I had always imagined what it might be like to raise a girl. There might have been some pink involved. But now that it was actually going to happen, I desperately wanted to allow her to become whatever she was determined to be. 

She is not an easy child. Seven months into our adventure, I was still only getting four or five hours of sleep a night. And now, at almost four years old, she is still flip-flopping in our bed, and I am surfing the edge. She walked instead of crawling, and dances anytime there is music. She doesn’t get mad—she rages. She climbs and jumps off of furniture. She shuns clothing. She has imagined herself to be a puppy most of the time for months. She wasn’t “kicked out” of preschool per se, but she wasn’t invited to return either. Potty training has been a year long nightmare all it’s own. 

I know everyone struggles with their toddler. I know they are all hard. 

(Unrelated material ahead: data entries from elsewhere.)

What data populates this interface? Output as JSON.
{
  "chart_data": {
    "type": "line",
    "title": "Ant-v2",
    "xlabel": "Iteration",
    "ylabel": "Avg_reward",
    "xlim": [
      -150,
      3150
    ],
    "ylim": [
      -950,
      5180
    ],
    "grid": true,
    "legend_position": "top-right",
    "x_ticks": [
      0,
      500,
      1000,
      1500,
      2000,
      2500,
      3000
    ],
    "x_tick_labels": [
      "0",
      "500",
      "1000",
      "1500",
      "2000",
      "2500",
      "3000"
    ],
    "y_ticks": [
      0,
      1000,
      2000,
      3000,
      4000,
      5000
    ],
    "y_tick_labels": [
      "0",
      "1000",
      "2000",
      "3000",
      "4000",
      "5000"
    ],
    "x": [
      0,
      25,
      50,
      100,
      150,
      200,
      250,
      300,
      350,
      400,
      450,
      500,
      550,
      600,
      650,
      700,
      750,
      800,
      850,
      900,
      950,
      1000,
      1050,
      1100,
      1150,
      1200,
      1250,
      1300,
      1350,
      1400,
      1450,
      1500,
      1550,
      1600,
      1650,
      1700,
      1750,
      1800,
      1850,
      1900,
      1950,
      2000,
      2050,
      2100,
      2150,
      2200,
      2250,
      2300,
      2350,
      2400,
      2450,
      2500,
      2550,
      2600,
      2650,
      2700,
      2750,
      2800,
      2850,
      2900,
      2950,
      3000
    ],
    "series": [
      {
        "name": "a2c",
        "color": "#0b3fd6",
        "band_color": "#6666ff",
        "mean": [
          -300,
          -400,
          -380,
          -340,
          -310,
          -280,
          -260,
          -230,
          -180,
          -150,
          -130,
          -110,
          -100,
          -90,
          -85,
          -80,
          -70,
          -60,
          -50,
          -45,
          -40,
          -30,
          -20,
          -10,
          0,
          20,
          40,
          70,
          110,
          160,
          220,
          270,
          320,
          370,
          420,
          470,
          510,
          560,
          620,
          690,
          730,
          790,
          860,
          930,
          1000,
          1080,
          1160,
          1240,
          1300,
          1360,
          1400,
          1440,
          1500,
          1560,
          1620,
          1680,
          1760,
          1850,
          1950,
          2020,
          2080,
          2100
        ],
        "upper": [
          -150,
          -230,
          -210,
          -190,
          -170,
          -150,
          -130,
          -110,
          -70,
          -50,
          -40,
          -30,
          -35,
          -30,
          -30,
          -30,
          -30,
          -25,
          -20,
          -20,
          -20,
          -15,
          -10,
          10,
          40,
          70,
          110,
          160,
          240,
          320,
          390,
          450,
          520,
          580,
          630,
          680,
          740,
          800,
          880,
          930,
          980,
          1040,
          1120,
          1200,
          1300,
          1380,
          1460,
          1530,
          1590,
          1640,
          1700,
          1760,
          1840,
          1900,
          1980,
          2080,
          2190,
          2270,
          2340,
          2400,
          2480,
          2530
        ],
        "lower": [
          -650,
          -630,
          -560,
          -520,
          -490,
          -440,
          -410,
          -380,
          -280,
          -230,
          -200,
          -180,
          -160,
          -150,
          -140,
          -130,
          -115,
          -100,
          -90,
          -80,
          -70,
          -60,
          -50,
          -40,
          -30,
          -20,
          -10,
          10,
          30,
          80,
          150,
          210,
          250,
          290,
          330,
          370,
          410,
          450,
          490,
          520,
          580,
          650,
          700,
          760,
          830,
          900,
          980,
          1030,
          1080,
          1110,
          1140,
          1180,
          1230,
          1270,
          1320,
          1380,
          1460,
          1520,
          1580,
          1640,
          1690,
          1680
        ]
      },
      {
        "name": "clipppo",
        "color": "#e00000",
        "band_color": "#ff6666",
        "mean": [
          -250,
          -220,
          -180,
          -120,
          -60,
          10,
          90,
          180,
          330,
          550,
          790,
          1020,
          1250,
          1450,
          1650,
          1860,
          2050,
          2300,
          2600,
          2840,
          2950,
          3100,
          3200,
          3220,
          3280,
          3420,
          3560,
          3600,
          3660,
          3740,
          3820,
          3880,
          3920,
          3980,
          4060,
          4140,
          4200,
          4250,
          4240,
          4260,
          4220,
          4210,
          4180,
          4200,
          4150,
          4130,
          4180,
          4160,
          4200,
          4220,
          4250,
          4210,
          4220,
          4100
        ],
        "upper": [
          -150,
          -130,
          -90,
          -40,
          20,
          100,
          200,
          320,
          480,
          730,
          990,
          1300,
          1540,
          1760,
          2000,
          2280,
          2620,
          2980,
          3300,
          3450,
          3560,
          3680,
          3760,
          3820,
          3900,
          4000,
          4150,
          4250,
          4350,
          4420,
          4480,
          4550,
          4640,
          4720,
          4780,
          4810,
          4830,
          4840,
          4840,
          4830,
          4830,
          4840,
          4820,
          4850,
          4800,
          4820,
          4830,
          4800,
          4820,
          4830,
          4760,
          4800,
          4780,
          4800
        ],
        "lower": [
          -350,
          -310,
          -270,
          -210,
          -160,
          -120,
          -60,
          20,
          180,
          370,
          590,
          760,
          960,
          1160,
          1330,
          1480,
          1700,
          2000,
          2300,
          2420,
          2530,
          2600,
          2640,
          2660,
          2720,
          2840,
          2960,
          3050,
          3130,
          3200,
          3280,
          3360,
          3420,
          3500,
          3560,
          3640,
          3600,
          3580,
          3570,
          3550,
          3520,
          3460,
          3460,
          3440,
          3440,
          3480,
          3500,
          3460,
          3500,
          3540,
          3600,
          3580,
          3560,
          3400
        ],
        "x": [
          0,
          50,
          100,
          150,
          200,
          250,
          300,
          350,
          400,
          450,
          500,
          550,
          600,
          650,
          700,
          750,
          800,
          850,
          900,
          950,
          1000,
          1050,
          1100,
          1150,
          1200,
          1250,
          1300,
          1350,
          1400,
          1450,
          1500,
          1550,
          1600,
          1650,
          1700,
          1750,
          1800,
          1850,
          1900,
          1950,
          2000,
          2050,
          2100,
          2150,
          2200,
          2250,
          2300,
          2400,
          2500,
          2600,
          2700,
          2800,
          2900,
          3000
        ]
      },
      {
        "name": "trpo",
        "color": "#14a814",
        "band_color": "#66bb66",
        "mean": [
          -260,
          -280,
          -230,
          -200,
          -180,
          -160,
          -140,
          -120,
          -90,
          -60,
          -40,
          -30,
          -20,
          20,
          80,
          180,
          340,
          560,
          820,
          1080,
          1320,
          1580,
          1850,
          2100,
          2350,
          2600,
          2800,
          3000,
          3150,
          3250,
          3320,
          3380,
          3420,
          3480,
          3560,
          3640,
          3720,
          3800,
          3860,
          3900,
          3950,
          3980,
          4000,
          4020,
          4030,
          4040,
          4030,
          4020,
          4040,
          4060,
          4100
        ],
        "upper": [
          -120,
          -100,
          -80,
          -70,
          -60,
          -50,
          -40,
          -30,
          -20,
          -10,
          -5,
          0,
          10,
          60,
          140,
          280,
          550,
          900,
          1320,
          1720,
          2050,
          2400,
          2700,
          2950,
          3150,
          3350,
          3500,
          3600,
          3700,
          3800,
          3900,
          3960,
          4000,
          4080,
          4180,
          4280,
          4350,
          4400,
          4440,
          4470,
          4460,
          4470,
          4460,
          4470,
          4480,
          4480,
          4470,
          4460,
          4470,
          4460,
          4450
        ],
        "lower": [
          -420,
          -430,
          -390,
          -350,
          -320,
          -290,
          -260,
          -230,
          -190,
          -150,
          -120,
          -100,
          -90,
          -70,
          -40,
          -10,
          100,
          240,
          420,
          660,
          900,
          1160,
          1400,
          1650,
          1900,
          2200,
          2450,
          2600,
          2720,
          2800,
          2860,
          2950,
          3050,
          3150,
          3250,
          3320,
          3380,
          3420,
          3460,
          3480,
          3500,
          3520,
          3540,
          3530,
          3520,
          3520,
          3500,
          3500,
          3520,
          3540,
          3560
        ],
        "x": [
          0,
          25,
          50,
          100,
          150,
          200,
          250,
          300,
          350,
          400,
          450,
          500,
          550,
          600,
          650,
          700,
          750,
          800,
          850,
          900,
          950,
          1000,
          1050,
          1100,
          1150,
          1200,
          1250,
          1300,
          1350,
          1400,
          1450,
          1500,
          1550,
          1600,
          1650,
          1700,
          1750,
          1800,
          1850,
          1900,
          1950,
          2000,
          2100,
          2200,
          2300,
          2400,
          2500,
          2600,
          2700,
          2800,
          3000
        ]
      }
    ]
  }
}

I love her so much. She is doing exactly what she should be doing—creating her own identity. And she is doing something else. She is challenging me to look at my own, and how it impacts everything I do. She is challenging me to understand how my own history makes our struggles with her even harder.

We will manage these hard moments, because there were a thousand moments when I was sure that I would never have the opportunity to fight with my three-year-old. I know that there are so many couples who struggle with fertility issues, and suffer multiple devastating miscarriages. I know that our story is happier than so many others. 

My little Willow is everything I ever hoped she would be. She’s strong-willed, healthy, stoccasionally kind, and filled with spirit. She’s not afraid to ask for—demand—What she wants. I know that she will go through many cycles of change, and “reinvention” as the years pass. Each stage will present new challenges to both her daddy and me. But at the end of the day, I am so grateful we get the opportunity to watch her grow into, and become the person she chooses to be. 

She will have freedoms I never had, and she will get to make choices and mistakes that I didn’t get to make. And as I fight my own inner battles with how to be the mom she needs, I will grow and change, too.